If he gets what he wants, De Capitani aims to upload the files on a rolling basis in a database that can be used by NGOs, media, and concerned citizens.
“It’ll take time, but I’m convinced of the need to do this,” he said.
Third time’s the charm
If the EU Council refuses to release documents, as before, citing the need to protect its decision-making process, De Capitani aims to drag the EU Council back into Europe’s top court in Luxembourg, he said.
“There’ll be a ‘De Capitani 3′,” he said, referring to two previous court victories in his years’ long battle against EU obfuscation.
The 75-year old Italian lawyer started firing off his first FOIs after the European Court of Justice (ECJ) ruled in favour of “greater openness” on 26 January.
“It should be recalled that in a system based on the principle of democratic legitimacy, the co-legislators [of the EU] must answer for their actions to the public,” the judges said.
De Capitani’s lawsuit was backed by the relatively transparency-friendly administrations in Belgium, Finland, the Netherlands, and Sweden.
And the EU Council “took note” of the ruling in statements to media at the time — a non-committal line, showing no indication if it will comply.
But for all the judges’ pro-democratic rhetoric, the ECJ verdict still gave EU officials discretion to “balance the particular interest to be protected by the non-disclosure of the document in question against the public interest in making the document available” when handling FOIs.
Opacity prevails
The EU Council doesn’t even publish the titles of its working (“WK” in EU jargon) documents, unless the — invisible — files are specifically asked for in FOIs.
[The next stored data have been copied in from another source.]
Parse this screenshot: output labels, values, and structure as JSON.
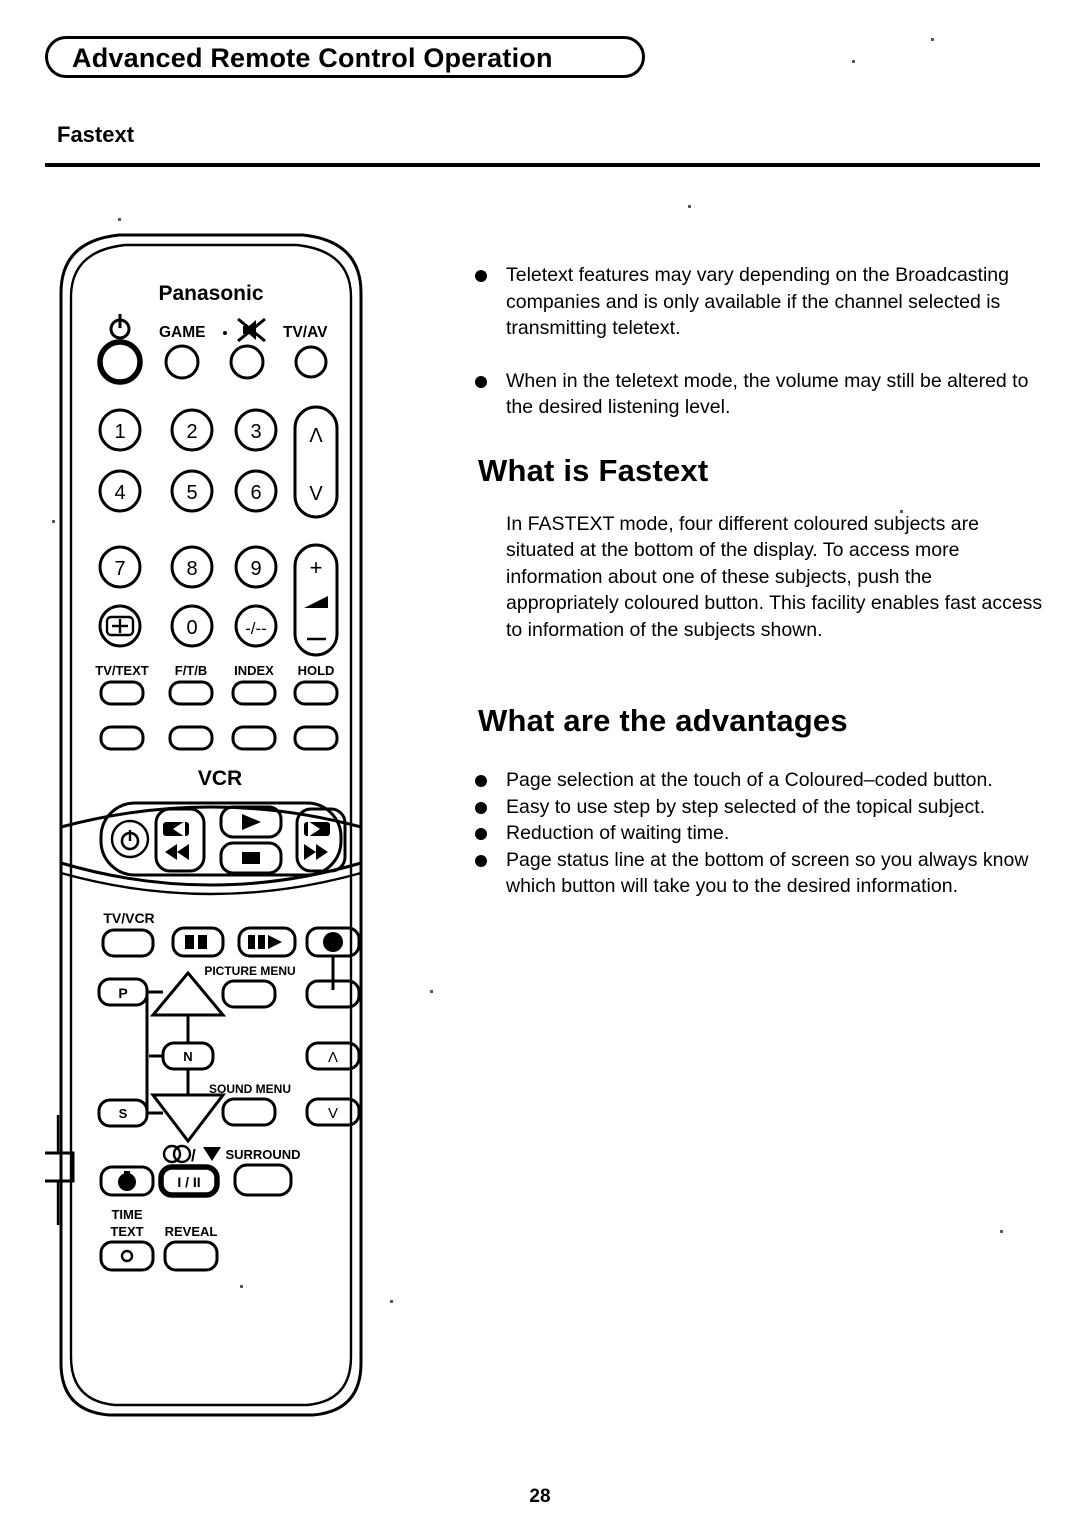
{
  "header": {
    "banner_title": "Advanced Remote Control Operation",
    "subsection": "Fastext"
  },
  "notes": [
    "Teletext features may vary depending on the Broadcasting companies and is only available if the channel selected is transmitting teletext.",
    "When in the teletext mode, the volume may still be altered to the desired listening level."
  ],
  "what_is": {
    "heading": "What is Fastext",
    "body": "In FASTEXT mode, four different coloured subjects are situated at the bottom of the display. To access more information about one of these subjects, push the appropriately coloured button. This facility enables fast access to information of the subjects shown."
  },
  "advantages": {
    "heading": "What are the advantages",
    "items": [
      "Page selection at the touch of a Coloured–coded button.",
      "Easy to use step by step selected of the topical subject.",
      "Reduction of waiting time.",
      "Page status line at the bottom of screen so you always know which button will take you to the desired information."
    ]
  },
  "remote": {
    "brand": "Panasonic",
    "top_row_labels": {
      "power": "power-icon",
      "game": "GAME",
      "mute": "mute-icon",
      "tv_av": "TV/AV"
    },
    "keypad": [
      [
        "1",
        "2",
        "3"
      ],
      [
        "4",
        "5",
        "6"
      ],
      [
        "7",
        "8",
        "9"
      ],
      [
        "pip-icon",
        "0",
        "-/--"
      ]
    ],
    "channel_rocker": {
      "up": "Λ",
      "down": "V"
    },
    "volume_rocker": {
      "up": "+",
      "mid": "volume-icon",
      "down": "–"
    },
    "teletext_labels": [
      "TV/TEXT",
      "F/T/B",
      "INDEX",
      "HOLD"
    ],
    "vcr_label": "VCR",
    "vcr_buttons": [
      "power-icon",
      "rewind-icon",
      "play-icon",
      "stop-icon",
      "forward-icon"
    ],
    "tv_vcr_label": "TV/VCR",
    "transport_buttons": [
      "pause-icon",
      "slow-icon",
      "record-icon"
    ],
    "nav": {
      "p": "P",
      "n": "N",
      "s": "S",
      "up": "up-triangle-icon",
      "down": "down-triangle-icon"
    },
    "picture_menu_label": "PICTURE MENU",
    "sound_menu_label": "SOUND MENU",
    "menu_rocker": {
      "up": "Λ",
      "down": "V"
    },
    "stereo_symbol": "stereo-mono-icon",
    "stereo_button": "I/II",
    "surround_label": "SURROUND",
    "time_text_label": "TIME\nTEXT",
    "reveal_label": "REVEAL",
    "hand_button": "hand-icon",
    "time_text_button": "dot-icon"
  },
  "footer": {
    "page_number": "28"
  }
}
In practice, this restricts access to dogged activists rather than the general public.
But the ‘De Capitani 2’ verdict last month also changed nothing about this practice.
And that meant EU institutions were likely to continue treating the ECJ like a paper tiger, De Capitani warned.
The Italian lawyer also won an EU court ruling in 2018 saying the EU Parliament should publish documents in MEPs’ so-called trilogue legislative talks with diplomats.
But almost five years later, the EU Parliament still does not do it, in what De Capitani called a “sad confirmation” of prevailing attitudes in Brussels.
De Capitani worked in the EU Parliament until 2011, before turning to academia and activism.
He helped create the parliament’s Legislative Observatory — a website designed to help EU citizens follow how laws are made — in 2009.
He also spearheaded calls for all EU laws and decisions to be published online in a digital Official Journal.
De Capitani is pulling together a petition by like-minded MEPs and NGOs, including Statewatch, Transparency International, and Access Info, to press for EU Parliament funds to create a more robust database of EU legislative paperwork for the long term.
His ultimate goal is full transparency and momentum is building for change, he said.
“In times of Qatargate, one can ask if playing negotiations behind closed doors is an efficient way of ‘protecting’ the co-legislator from external pressure,” De Capitani said, referring to the bribery scandal in the parliament which exploded last year.